Moteurs d'avion: la petite turbine qui gaze, du français Turbotech

Sur une étagère de l'atelier trône un étrange sphéroïde, traversé par des milliers de fins tubes métalliques: l'atout de la pépite française Turbotech pour proposer un moteur d'avion innovant face aux défis environnementaux, et déjà couronné d'un début de succès commercial.

Si son cofondateur et président, Damien Fauvet, est un transfuge de Safran, producteur de moteurs pour Airbus et Boeing, Turbotech vise d'abord l'aviation générale, soit les appareils de moins de 19 places ou 5,7 tonnes, utilisés dans les écoles de pilotage et les aéro-clubs.

Ces aéronefs sont encore équipés, pour entraîner leurs hélices, de moteurs à pistons, comparables à ceux qui équipent les voitures thermiques. Mais contrairement à elles, les petits avions fonctionnent toujours à l'essence plombée, vouée à disparaître.

"L'aviation générale n'a pas eu sa révolution de la turbine comme le monde de l'aviation de ligne dans les années 1950" avec l'arrivée des Boeing 707 ou De Havilland Comet, explique M. Fauvet, devant une rangée de moteurs sur des bancs d'essai, dans le hangar de son entreprise à l'aérodrome de Toussus-le-Noble (Yvelines).

Les ingénieurs se sont heurtés aux lois de la thermodynamique sur ce moteur, raconte-t-il: "dès qu'on essaie de le miniaturiser (...) il marche toujours, il est toujours très performant, sauf au niveau de la consommation" qui augmente fortement.

- Pièce d'orfèvrerie -

La solution de M. Fauvet, qui a suivi son intuition depuis 15 ans en travaillant d'abord sur son temps libre et ses deniers personnels: un échangeur thermique, une pièce de la taille d'une bouteille de gaz de camping, qui vient se greffer à l'arrière de la turbine, et capte la chaleur des gaz d'échappement pour la réutiliser dans le moteur.

Une véritable pièce d'orfèvrerie de 3.000 micro-tubes, réalisée par le sous-traitant quimpérois Le Guellec -- Turbotech s'appuie sur une soixantaine de fournisseurs-- et qui permet, selon M. Fauvet, de "réduire énormément la consommation".

Autres avantages des turbines par rapport aux moteurs à piston souvent en échappement libre, voués aux gémonies par les riverains: un bruit limité, des vibrations inexistantes, et la possibilité d'utiliser n'importe quel carburant, y compris d'origine non fossile.

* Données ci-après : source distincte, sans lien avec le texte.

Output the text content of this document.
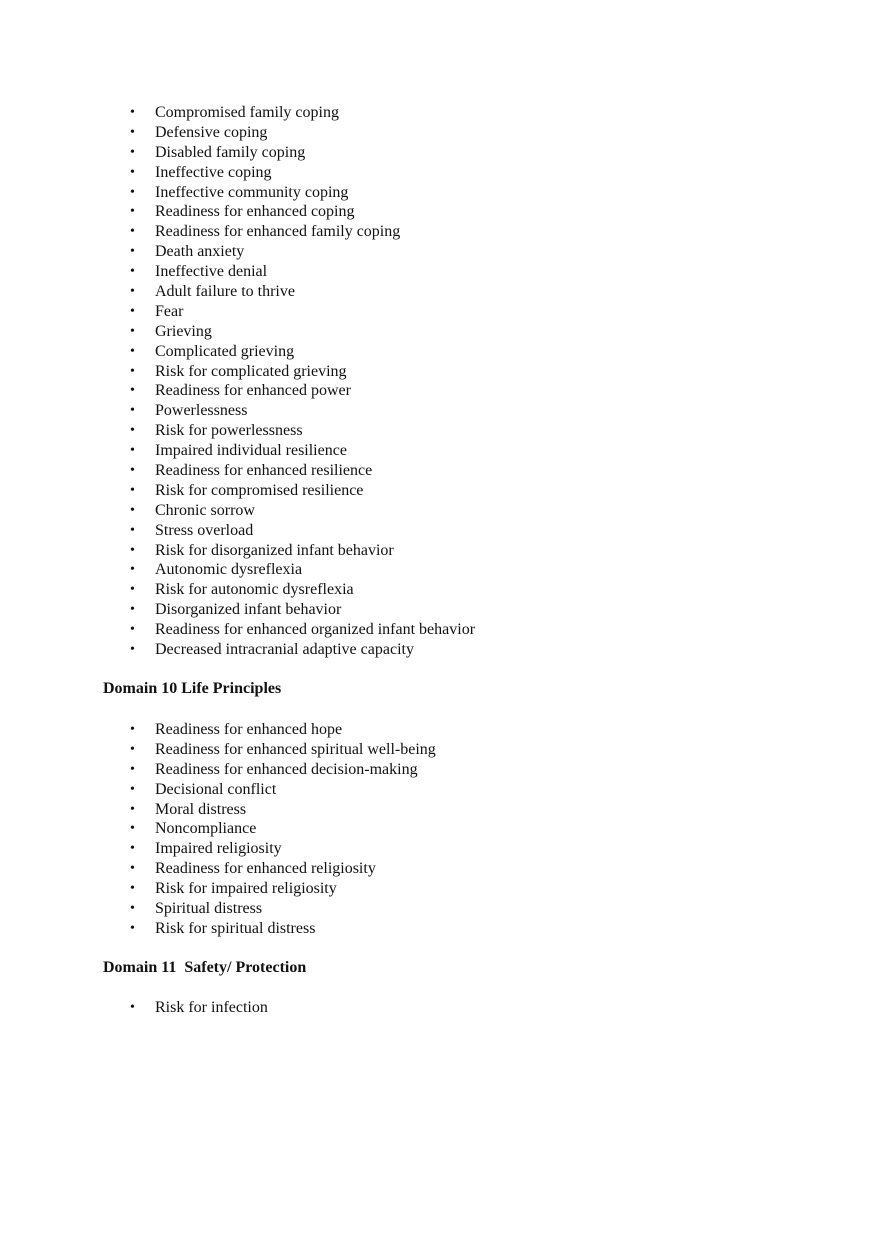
• Compromised family coping
• Defensive coping
• Disabled family coping
• Ineffective coping
• Ineffective community coping
• Readiness for enhanced coping
• Readiness for enhanced family coping
• Death anxiety
• Ineffective denial
• Adult failure to thrive
• Fear
• Grieving
• Complicated grieving
• Risk for complicated grieving
• Readiness for enhanced power
• Powerlessness
• Risk for powerlessness
• Impaired individual resilience
• Readiness for enhanced resilience
• Risk for compromised resilience
• Chronic sorrow
• Stress overload
• Risk for disorganized infant behavior
• Autonomic dysreflexia
• Risk for autonomic dysreflexia
• Disorganized infant behavior
• Readiness for enhanced organized infant behavior
• Decreased intracranial adaptive capacity
Domain 10 Life Principles
• Readiness for enhanced hope
• Readiness for enhanced spiritual well-being
• Readiness for enhanced decision-making
• Decisional conflict
• Moral distress
• Noncompliance
• Impaired religiosity
• Readiness for enhanced religiosity
• Risk for impaired religiosity
• Spiritual distress
• Risk for spiritual distress
Domain 11  Safety/ Protection
• Risk for infection
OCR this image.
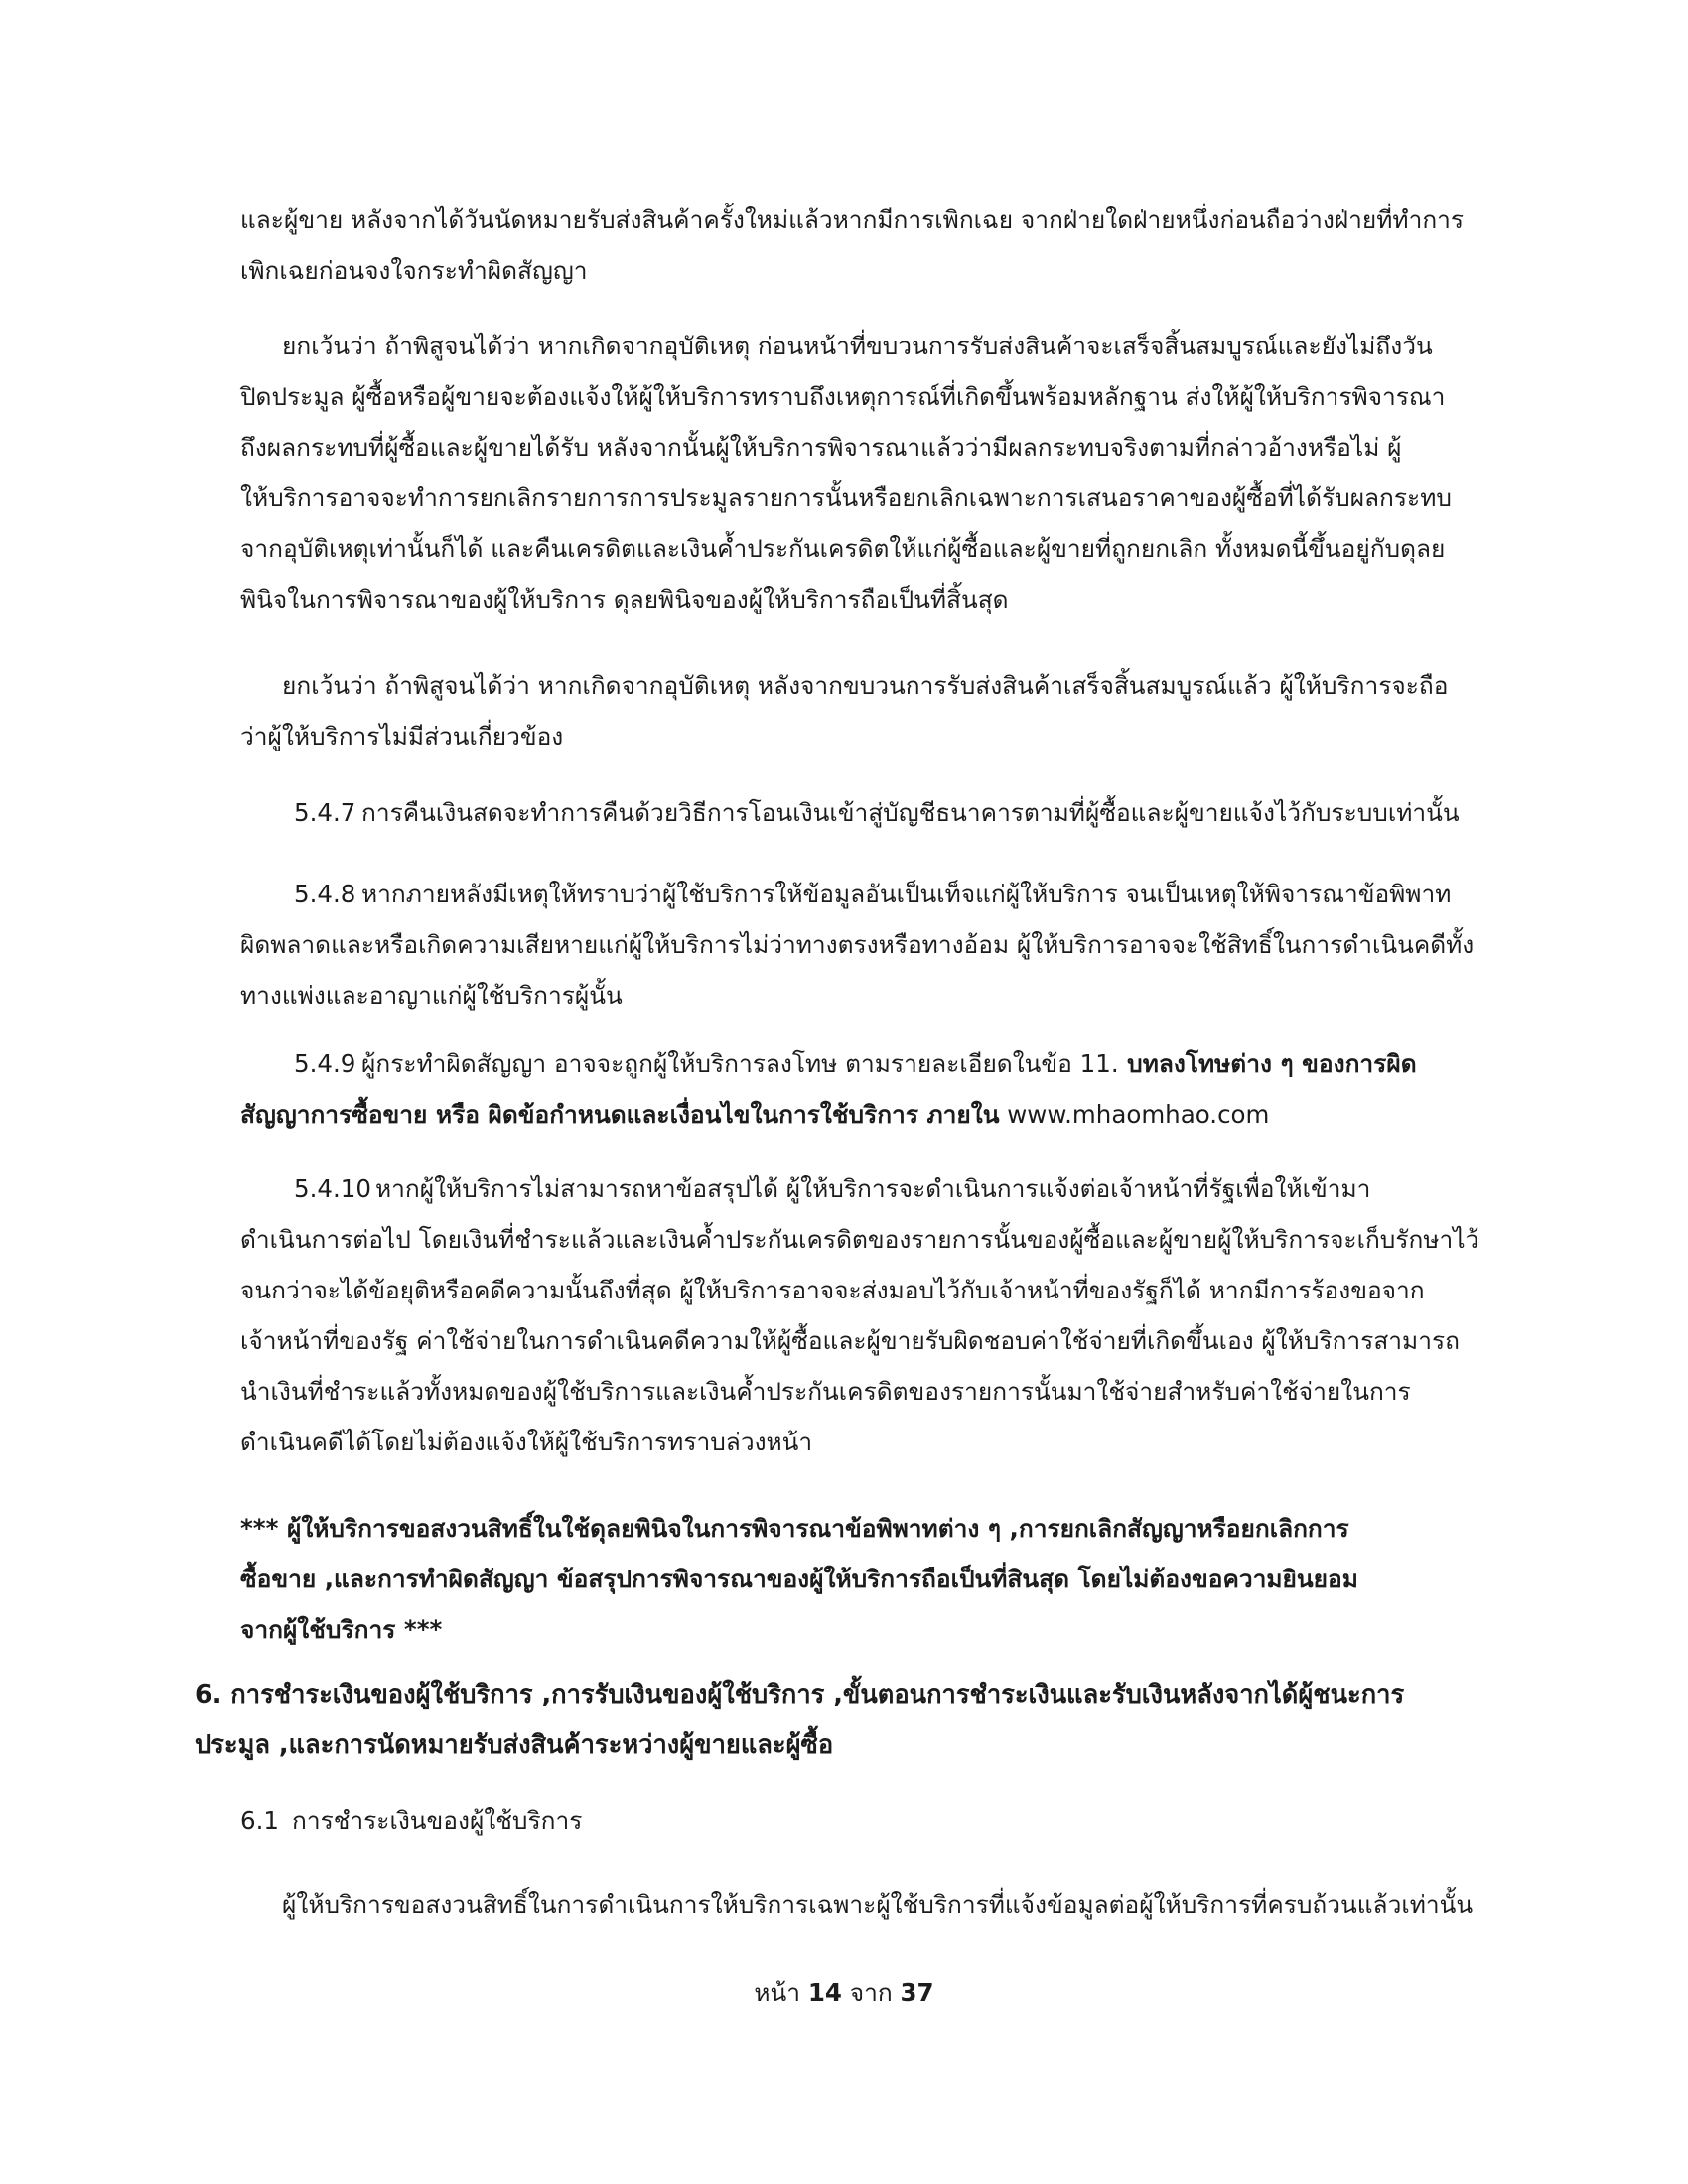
และผู้ขาย หลังจากได้วันนัดหมายรับส่งสินค้าครั้งใหม่แล้วหากมีการเพิกเฉย จากฝ่ายใดฝ่ายหนึ่งก่อนถือว่างฝ่ายที่ทำการ
เพิกเฉยก่อนจงใจกระทำผิดสัญญา
ยกเว้นว่า ถ้าพิสูจนได้ว่า หากเกิดจากอุบัติเหตุ ก่อนหน้าที่ขบวนการรับส่งสินค้าจะเสร็จสิ้นสมบูรณ์และยังไม่ถึงวัน
ปิดประมูล ผู้ซื้อหรือผู้ขายจะต้องแจ้งให้ผู้ให้บริการทราบถึงเหตุการณ์ที่เกิดขึ้นพร้อมหลักฐาน ส่งให้ผู้ให้บริการพิจารณา
ถึงผลกระทบที่ผู้ซื้อและผู้ขายได้รับ หลังจากนั้นผู้ให้บริการพิจารณาแล้วว่ามีผลกระทบจริงตามที่กล่าวอ้างหรือไม่ ผู้
ให้บริการอาจจะทำการยกเลิกรายการการประมูลรายการนั้นหรือยกเลิกเฉพาะการเสนอราคาของผู้ซื้อที่ได้รับผลกระทบ
จากอุบัติเหตุเท่านั้นก็ได้ และคืนเครดิตและเงินค้ำประกันเครดิตให้แก่ผู้ซื้อและผู้ขายที่ถูกยกเลิก ทั้งหมดนี้ขึ้นอยู่กับดุลย
พินิจในการพิจารณาของผู้ให้บริการ ดุลยพินิจของผู้ให้บริการถือเป็นที่สิ้นสุด
ยกเว้นว่า ถ้าพิสูจนได้ว่า หากเกิดจากอุบัติเหตุ หลังจากขบวนการรับส่งสินค้าเสร็จสิ้นสมบูรณ์แล้ว ผู้ให้บริการจะถือ
ว่าผู้ให้บริการไม่มีส่วนเกี่ยวข้อง
5.4.7 การคืนเงินสดจะทำการคืนด้วยวิธีการโอนเงินเข้าสู่บัญชีธนาคารตามที่ผู้ซื้อและผู้ขายแจ้งไว้กับระบบเท่านั้น
5.4.8 หากภายหลังมีเหตุให้ทราบว่าผู้ใช้บริการให้ข้อมูลอันเป็นเท็จแก่ผู้ให้บริการ จนเป็นเหตุให้พิจารณาข้อพิพาท
ผิดพลาดและหรือเกิดความเสียหายแก่ผู้ให้บริการไม่ว่าทางตรงหรือทางอ้อม ผู้ให้บริการอาจจะใช้สิทธิ์ในการดำเนินคดีทั้ง
ทางแพ่งและอาญาแก่ผู้ใช้บริการผู้นั้น
5.4.9 ผู้กระทำผิดสัญญา อาจจะถูกผู้ให้บริการลงโทษ ตามรายละเอียดในข้อ 11. บทลงโทษต่าง ๆ ของการผิด
สัญญาการซื้อขาย หรือ ผิดข้อกำหนดและเงื่อนไขในการใช้บริการ ภายใน www.mhaomhao.com
5.4.10 หากผู้ให้บริการไม่สามารถหาข้อสรุปได้ ผู้ให้บริการจะดำเนินการแจ้งต่อเจ้าหน้าที่รัฐเพื่อให้เข้ามา
ดำเนินการต่อไป โดยเงินที่ชำระแล้วและเงินค้ำประกันเครดิตของรายการนั้นของผู้ซื้อและผู้ขายผู้ให้บริการจะเก็บรักษาไว้
จนกว่าจะได้ข้อยุติหรือคดีความนั้นถึงที่สุด ผู้ให้บริการอาจจะส่งมอบไว้กับเจ้าหน้าที่ของรัฐก็ได้ หากมีการร้องขอจาก
เจ้าหน้าที่ของรัฐ ค่าใช้จ่ายในการดำเนินคดีความให้ผู้ซื้อและผู้ขายรับผิดชอบค่าใช้จ่ายที่เกิดขึ้นเอง ผู้ให้บริการสามารถ
นำเงินที่ชำระแล้วทั้งหมดของผู้ใช้บริการและเงินค้ำประกันเครดิตของรายการนั้นมาใช้จ่ายสำหรับค่าใช้จ่ายในการ
ดำเนินคดีได้โดยไม่ต้องแจ้งให้ผู้ใช้บริการทราบล่วงหน้า
*** ผู้ให้บริการขอสงวนสิทธิ์ในใช้ดุลยพินิจในการพิจารณาข้อพิพาทต่าง ๆ ,การยกเลิกสัญญาหรือยกเลิกการ
ซื้อขาย ,และการทำผิดสัญญา ข้อสรุปการพิจารณาของผู้ให้บริการถือเป็นที่สินสุด โดยไม่ต้องขอความยินยอม
จากผู้ใช้บริการ ***
6. การชำระเงินของผู้ใช้บริการ ,การรับเงินของผู้ใช้บริการ ,ขั้นตอนการชำระเงินและรับเงินหลังจากได้ผู้ชนะการ
ประมูล ,และการนัดหมายรับส่งสินค้าระหว่างผู้ขายและผู้ซื้อ
6.1 การชำระเงินของผู้ใช้บริการ
ผู้ให้บริการขอสงวนสิทธิ์ในการดำเนินการให้บริการเฉพาะผู้ใช้บริการที่แจ้งข้อมูลต่อผู้ให้บริการที่ครบถ้วนแล้วเท่านั้น
หน้า 14 จาก 37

L'atelier de Turbotech, contigu au coin des "geeks" entrant des lignes de code pour la gestion électronique des moteurs, est équipé d'une petite ligne de montage avec des engins à différentes étapes de leur finition, aux côtés de kits de pièces.

Certaines sont usinées "au micron près", et montées après avoir été dilatées à la chaleur d'un four, afin d'assurer un ajustage irréprochable, explique Camille Mansiaux, jeune ingénieure, "responsable méthodes et production".

A l'autre bout de la petite usine, des ingénieurs ont les yeux rivés sur leurs logiciels de conception, afin de préparer des gammes plus puissantes - la société propose déjà un moteur hybride et travaille sur l'hydrogène -, tandis qu'un autre employé s'entretient en visioconférence en anglais.

- Le Graal de la certification -

Les moteurs de Turbotech intéressent en effet au-delà de la France, où l'entreprise a reçu le soutien financier de la Direction générale de l'Aviation civile et de la région Ile-de-France, confortant un premier tour de table de Safran et Go Capital en 2018.

"Les Américains qui ont pu voler sur des aéronefs équipés de nos moteurs nous ont dit +vous les Frenchies, vous avez fait le moteur que tout le monde attend depuis 40 ans+", s'amuse M. Fauvet, dont la société a signé outre-Atlantique des contrats pour fournir des engins neufs à des constructeurs, mais aussi remplacer d'anciens groupes propulseurs sur des aéronefs usagés.

Ce marché potentiel de plusieurs dizaines de milliers d'unités - Turbotech produit actuellement 30 turbines en rythme annuel, autant que son carnet de commandes - conforte la société dans son ambition de faire certifier ses produits, étape cruciale pour pouvoir les commercialiser au-delà de l'aviation expérimentale.

Turbotech, qui a bâti son outil de production dans le but de parvenir à ce Graal, a entrepris des démarches auprès de l'Agence de l'Union européenne pour la sécurité aérienne (AESA).

"On se laisse deux ans et demi à trois ans pour avoir une turbine certifiée en Europe", espère M. Fauvet. En attendant, un avion équipé de l'un de ses moteurs effectuera un vol de démonstration la semaine prochaine au salon du Bourget.